Doña Moña, la esposa de Don Ñoño y dueña de la peña de las alheñas, vestía un añil lazo en su moño que apiñaba su cabello cubierto con tela de buen paño. Su perfume emponzoñaba el ambiente e incluso su acompañante apretaba el puño para amañar su expresión, enseñando así, con gran empeño, grandes y sobreactuadas señales de gazmoñería.
No os extrañen estas hazañerías, pues desde hace años se van dando. Doña Moña se aliña muy de mañana, empañetándose cual casa encalada para no empequeñecer sus encantos naturales. Algunas malas lenguas dicen que antes de dar comienzo usa, cual afanoso alfarero, una alpañata, para preparar muy mañosamente su piel para tan añejo tratamiento.
Todo esto no sin antes introducirse en el gran barreño de estaño, listo para eliminar todas las tiñerías acumuladas durante la semana. Traído de la aceña, un saco de salvado de trigo es mezclado con el agua. Del bargueño un frasco sacan y unas gotas son añadidas al líquido almizcleño porque ella dice que frenan su añejamiento. Con este mejunje se bruñe, donde no muestra ninguna bisoñería.
Después viene el vestido, por supuesto de paño, como el de antaño, que es el que no pica ni hace daño. Se cree que nadie lo sabe, pero bien sabido es que usa caña, de la de Fiñana, para ceñir su cintura. Y cuando se lo viste, para lo cual se requiere mucho empeño, no son pocos los vecinos aledaños que piensan que un gruñente está siendo sacrificado en matanza.

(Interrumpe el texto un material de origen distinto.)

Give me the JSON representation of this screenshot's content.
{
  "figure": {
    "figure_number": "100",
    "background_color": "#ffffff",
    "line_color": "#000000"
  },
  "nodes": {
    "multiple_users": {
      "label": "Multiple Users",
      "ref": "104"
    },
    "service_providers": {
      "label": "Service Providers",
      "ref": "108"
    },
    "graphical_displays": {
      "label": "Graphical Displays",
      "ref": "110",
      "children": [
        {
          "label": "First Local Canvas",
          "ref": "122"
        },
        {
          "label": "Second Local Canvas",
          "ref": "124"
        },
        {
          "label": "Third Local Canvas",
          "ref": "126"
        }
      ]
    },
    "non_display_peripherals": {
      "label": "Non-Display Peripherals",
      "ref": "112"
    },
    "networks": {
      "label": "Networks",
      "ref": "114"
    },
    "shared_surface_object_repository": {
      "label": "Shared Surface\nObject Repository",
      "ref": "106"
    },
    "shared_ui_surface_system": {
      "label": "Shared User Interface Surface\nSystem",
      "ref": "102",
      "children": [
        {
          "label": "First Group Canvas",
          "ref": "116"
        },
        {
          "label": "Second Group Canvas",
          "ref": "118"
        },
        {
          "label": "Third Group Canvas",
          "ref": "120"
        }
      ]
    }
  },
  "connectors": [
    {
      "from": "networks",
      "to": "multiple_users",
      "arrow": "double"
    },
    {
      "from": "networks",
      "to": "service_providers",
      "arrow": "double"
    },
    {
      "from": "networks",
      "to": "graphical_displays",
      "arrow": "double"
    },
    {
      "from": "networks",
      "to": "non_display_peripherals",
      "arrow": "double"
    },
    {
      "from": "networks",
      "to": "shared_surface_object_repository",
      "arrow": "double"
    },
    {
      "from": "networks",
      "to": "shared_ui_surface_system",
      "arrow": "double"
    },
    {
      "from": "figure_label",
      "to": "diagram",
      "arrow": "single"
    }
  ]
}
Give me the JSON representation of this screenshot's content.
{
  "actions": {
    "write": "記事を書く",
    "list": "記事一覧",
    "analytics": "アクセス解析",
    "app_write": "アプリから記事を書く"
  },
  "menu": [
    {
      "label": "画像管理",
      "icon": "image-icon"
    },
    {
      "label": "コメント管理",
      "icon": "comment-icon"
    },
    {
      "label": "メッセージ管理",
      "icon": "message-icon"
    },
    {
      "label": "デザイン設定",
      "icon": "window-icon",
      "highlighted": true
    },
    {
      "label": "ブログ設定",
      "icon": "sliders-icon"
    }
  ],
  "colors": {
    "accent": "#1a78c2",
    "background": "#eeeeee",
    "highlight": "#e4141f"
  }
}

Aún así, es bien querida doña Moña, la esposa de don Ñoño y dueña de la peña de las alheñas, de donde bien está decir que saca mucha leña, pero de la buena, de la de albañilería, aunque el almadreñero también la tiene en gran estima, pues los zuecos salen como los de Borgoña. Pocas eran las veces que se la veía añusgarse, pero en incontables casos se le había visto apañuscar la tela que cubría su puño.
Baja las escaleras como dueña y señora que era de toda la peña, la de la buena leña, zuñendo cual platero su traje de diseño, de la capital, regalo de su cuñado. Cruza la puerta y, para mostrar mejor su porte, se yergue cual cucaña, y espera la seña de que su sobrino le aguarda.
Para más sufrir de su sobrino, que le acompaña, ponen en marcha la triquiñuela. En vez de hacer como el Miño, directo al mar, recorren calle tras calle. Sólo por una no pasan, en la que habita el hombre ermitaño, o como muchos le llaman el cermeño, del cual solo queda de su riqueza su sombrero castoreño.
Vuele a su casa al caer de la mañana, donde unos buñuelos la esperan, ella cree que por ser de viento poco engordan, pero eso todos saben que es un engaño, pero por lástima la dejan vivir con su patraña, no sólo la de los buñuelos, pues temen ser como la espadaña, que en un simple gesto de cariño, si te descuidas, te corta hasta la uña.
Así es doña Moña, la viuda de don Ñoño, que en paz descanse, y la dueña de la peña de las alheñas, las de la buena leña, la que se bruñe con almizcleño mejunje para frenar los años, la de las triquiñuelas y la que huye del sombrero castoreño. Doña Moña, la más digna señora de España.